Sam Aaronovitch

Sam Aaronovitch (26 December 1919 – 30 May 1998)[1] was a British economist, academic, working class intellectual and senior member of the Communist Party of Great Britain.

He was born in the East End of London to Jewish immigrants and his early years were devoted to activity as a Communist Party militant and then a party full timer.
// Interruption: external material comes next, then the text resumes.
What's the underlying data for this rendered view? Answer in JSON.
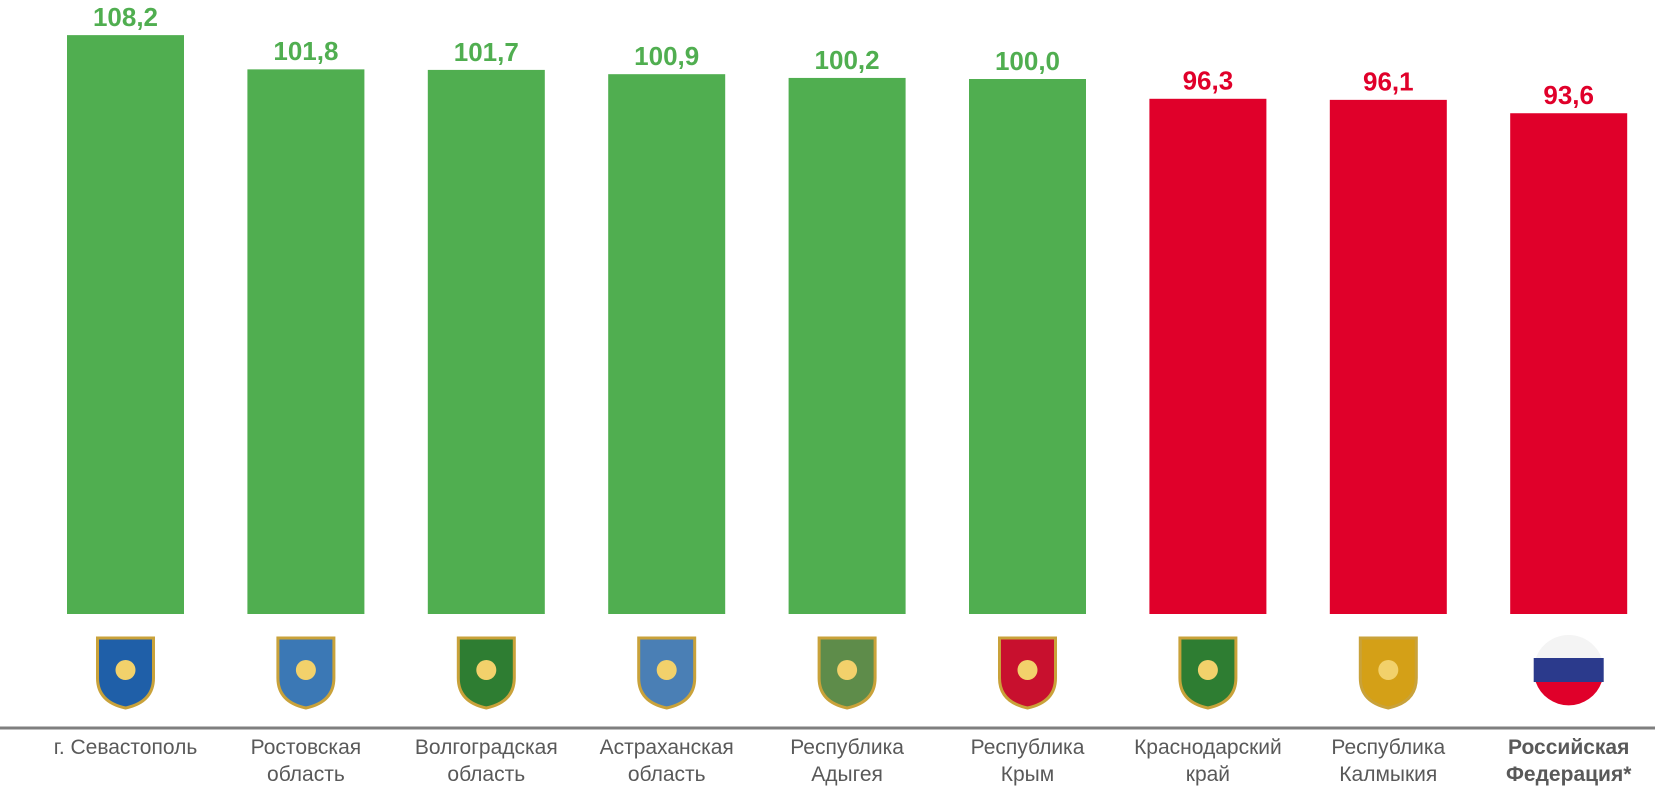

In 1945 he was the election agent for one of only two Communist candidates ever elected to the London County Council.[2]

Near the age of 50, he entered academia as an economist after studying at Balliol College, Oxford from 1967 to 1971. He once explained his difficulties in filling in applications for university posts: "Education: St George's-in-the-East Secondary, Stepney 1930–34; Balliol College, Oxford 1967–71."[2]

He became head of the economics department at South Bank Polytechnic and published a stream of books and articles on topics such as industrial pricing, insurance, monopoly, the impact of the City on the London economy, macroeconomic policy.[2] Although he remained a Communist Party member and a devoted Marxist, he was a critic of party orthodoxy.[2]

Working with a team of militant trade union officials and young intellectuals, Aaronovitch helped develop the Alternative Economic Strategy for the Labour movement only to see it derailed by the 1979 election victory of Margaret Thatcher.[2]

He published a series of books on British political economy helping popularize the subject and as a speaker was able to combine and integrate industrial and academic viewpoints.

Aaronovitch aligned himself with the modernizing Eurocommunist movement in the 1980s and was a frequent contributor to Marxism Today. In 1981, he published The Road from Thatcherism in an attempt to articulate the need for a broad alliance against Thatcherism.[2]

In 1982, he established and ran the Local Economic Policy Unit and published the journal Local Economy.[2] The Sam Aaronovitch Memorial Prize is awarded each year.[3]

Falling ill, he retired from South Bank University in 1997.[2]

He was married three times, to Bertha, Kirstine, and Lavender. He was survived by five children, among them the science fiction scriptwriter Ben Aaronovitch, journalist David Aaronovitch and actor Owen Aaronovitch.[2] A family memoir by David Aaronovitch, Party Animals: My Family and Other Communists, was published in January 2016.[4]